13 The Role of the CEO or Executive Director
14 If a Board Member Won’t Get and Won’t Give
15 Preventing Fundraising Burnout
16 Philanthropy Is Changing
17 A Fundraising Force
Part Two: Using AAA to Engage Your Board
18 What to Ask Every Prospective Board Member
19 Creating Ambassadors Among Your Board
20 Helping Board Members Become Advocates
21 Working Productively with Askers
22 AAA Boards in a Nutshell
23 Sample Survey for Board Members
24 Developing a Board of Champions
Acknowledgments
Excerpt
This article is excerpted from Kay Sprinkel Grace's book, Transform Your Board Into a Fundraising Force, ©Emerson & Church, Publishers. To obtain reprint permission, please call 508-359-0019 or email us.
When Board Members Say, "I'll Do Anything but Ask for Money"
In Paris, when you’re on a nonprofit board, you don’t discuss fundraising. I learned this the hard way.
I was on assignment in France for a library. When I began calling board members to introduce myself and ask how they’d like to be involved with a modest campaign to renovate the building, I grew discouraged by their lack of enthusiasm and reluctance to help.
Nonetheless, I kept calling and finally, nearing the end of my roster, connected with a woman who said that yes, she would help—with one caveat: “I’ll do anything but ask for money.” Hiding my disappointment, I said, “That’s fine. How do you see yourself helping?” Her response turned out to be the key to our success: “I have great lists I can share with you.”
She was an American who had lived in Paris for more than a quarter century and was active in various Franco-American organizations. Her relationships with individuals in these causes were dear to her, and through the years she had kept in touch with them.
As those of us in charge of fundraising began to talk with “her” people, it was evident they valued her continuing outreach and responded enthusiastically to our appeal. Still, the woman herself never once asked for money, yet she was responsible for a third of the total we raised!
This was a major epiphany for me. The ways in which board members support fundraising, I realized, will vary and can’t be held up to a rigid metric.
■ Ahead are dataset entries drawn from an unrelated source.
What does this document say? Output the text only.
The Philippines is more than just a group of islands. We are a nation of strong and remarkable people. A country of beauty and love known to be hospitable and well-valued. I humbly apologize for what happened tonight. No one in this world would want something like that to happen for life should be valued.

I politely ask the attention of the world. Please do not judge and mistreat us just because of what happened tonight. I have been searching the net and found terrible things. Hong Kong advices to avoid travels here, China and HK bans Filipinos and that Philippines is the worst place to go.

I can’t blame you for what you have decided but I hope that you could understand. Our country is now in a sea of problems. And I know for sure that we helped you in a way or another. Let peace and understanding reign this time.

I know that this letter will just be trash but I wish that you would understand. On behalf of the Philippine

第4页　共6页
We need to accommodate all levels of motivation, skill, and confidence.
At the conclusion of the campaign, when I invited this board member to lunch to thank her for the many gifts pledged by her friends, she reiterated, somewhat sheepishly, that she couldn’t ask for money. I told her that didn’t matter. Those who were comfortable asking had used her relationship-building skills as a platform to appeal for gifts. She was surprised and grateful and said she would just keep on with what she was doing.
Don’t be discouraged when board members say they “will do anything” but ask for money. Instead, find out what they will do. Will they master the basic elevator speech and share it widely? Will they bring people to events? Will they accompany the CEO on a foundation visit? Will they participate in thank-you calling or gratitude committees to connect with donors? Determine what roles they’re comfortable playing, whether it’s connector, cultivator, or closer.
If you are to transform your board into a fundraising force, you have to do more than tend to the myriad responsibilities of fundraising. You also have to ensure your organizational environment is accommodating to individual styles and abilities and accepting of the contributions they are willing to make.